3 D Statistical Learning

Overview

The  project  describes an empirical investigation of the temporal course of coding certain diagnoses by ambulatory physicians in connection with the determination of changes in the morbidity structure of insured persons in statutory health insurance in Germany. The report aims to answer the question of whether selected coded ICD diagnoses (three-digit, four-digit, or five-digit) are persistent or not. The coding of typically acute illnesses is often characterized by a short-term course. An increased and consecutive occurrence of persistent acute diagnoses can indicate improper adoption/coding of diagnoses into the subsequent quarter. The persistent and thus falsely coded non-persistent diagnosis can strongly influence the morbidity structure of insured persons in statutory health insurance.

Data Basis

The data body and data model for the subsequent investigations cannot be fully presented here due to data privacy policies.

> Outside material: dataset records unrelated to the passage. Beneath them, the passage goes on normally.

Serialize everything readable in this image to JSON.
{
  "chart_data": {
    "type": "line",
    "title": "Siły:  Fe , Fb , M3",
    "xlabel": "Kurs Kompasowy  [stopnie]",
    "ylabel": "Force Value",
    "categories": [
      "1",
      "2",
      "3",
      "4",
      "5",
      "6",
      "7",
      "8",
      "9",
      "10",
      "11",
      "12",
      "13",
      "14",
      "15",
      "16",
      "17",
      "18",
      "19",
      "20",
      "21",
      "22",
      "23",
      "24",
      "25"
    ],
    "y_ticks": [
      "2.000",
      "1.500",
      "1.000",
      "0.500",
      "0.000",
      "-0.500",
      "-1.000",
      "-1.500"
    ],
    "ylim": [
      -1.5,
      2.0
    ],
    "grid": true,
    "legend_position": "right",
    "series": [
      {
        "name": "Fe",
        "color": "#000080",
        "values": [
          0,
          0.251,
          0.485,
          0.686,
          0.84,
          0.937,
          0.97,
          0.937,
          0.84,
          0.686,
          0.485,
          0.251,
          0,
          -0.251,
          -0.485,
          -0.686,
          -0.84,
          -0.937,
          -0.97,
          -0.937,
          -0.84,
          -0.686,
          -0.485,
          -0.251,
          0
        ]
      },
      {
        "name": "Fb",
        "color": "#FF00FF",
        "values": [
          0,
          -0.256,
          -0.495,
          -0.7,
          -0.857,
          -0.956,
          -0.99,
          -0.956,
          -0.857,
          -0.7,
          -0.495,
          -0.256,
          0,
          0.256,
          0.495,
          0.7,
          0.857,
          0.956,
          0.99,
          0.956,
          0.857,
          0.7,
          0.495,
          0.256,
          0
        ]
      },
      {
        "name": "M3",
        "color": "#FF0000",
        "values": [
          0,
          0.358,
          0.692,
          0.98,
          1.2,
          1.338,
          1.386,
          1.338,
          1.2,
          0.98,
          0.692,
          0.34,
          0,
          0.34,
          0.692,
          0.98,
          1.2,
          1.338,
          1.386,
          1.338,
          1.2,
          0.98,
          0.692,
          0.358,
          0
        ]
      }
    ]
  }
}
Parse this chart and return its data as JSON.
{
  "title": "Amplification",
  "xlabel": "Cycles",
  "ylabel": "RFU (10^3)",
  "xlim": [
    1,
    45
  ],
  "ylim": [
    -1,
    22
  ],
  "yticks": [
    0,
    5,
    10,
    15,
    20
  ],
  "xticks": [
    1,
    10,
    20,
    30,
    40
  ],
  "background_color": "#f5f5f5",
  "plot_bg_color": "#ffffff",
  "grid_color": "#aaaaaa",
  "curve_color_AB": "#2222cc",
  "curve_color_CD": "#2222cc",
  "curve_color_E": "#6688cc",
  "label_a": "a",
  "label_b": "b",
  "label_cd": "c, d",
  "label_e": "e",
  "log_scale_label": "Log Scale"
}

In this context, the term data model refers to a model of the data of insured individuals and their relationships with each other. The term data body refers to the dataset that comprises this model, which includes several files with variables typical of health insurance data. It is important to note that, for each insured person, for each selected diagnosis, and for a given quarter, we assign a value of 1 if the person has a positive diagnosis and 0 otherwise.

Analysis 

 The operationalization and measurement of the persistence of diagnoses are described here. In the first part, this operationalization and measurement of persistence are considered in terms of a prevalence course. Prevalence is an epidemiological parameter for disease frequency. In the second part of the chapter, a measure of persistence is defined that is based on the idea of the mean estimator and takes into account that a persistent diagnosis appears again and again over time. In the third part of the chapter, this operationalization and measurement of persistence is formulated as an unsupervised learning classification problem. The temporal course of diagnoses is to be analyzed automatically, i.e., a complete analysis is to be performed for any selected diagnosis. This operationalization and measurement of persistence should also be independent of the data body and data model, i.e., the same operationalization and measurement of persistence should be performed for any data body and data model with the same structure. The  General Presentation of the SAS Syntax serves to briefly present the macro programs used in the aforementioned sense, with which, for various data bodies and data models given, any ICD diagnosis, the previous operationalizations and measurements of persistence can be created. Finally, the results are summarized. 

Results

The SAS macro has been made available and deployed, and the measurement of persistence for each selected ICD diagnosis was successfully completed.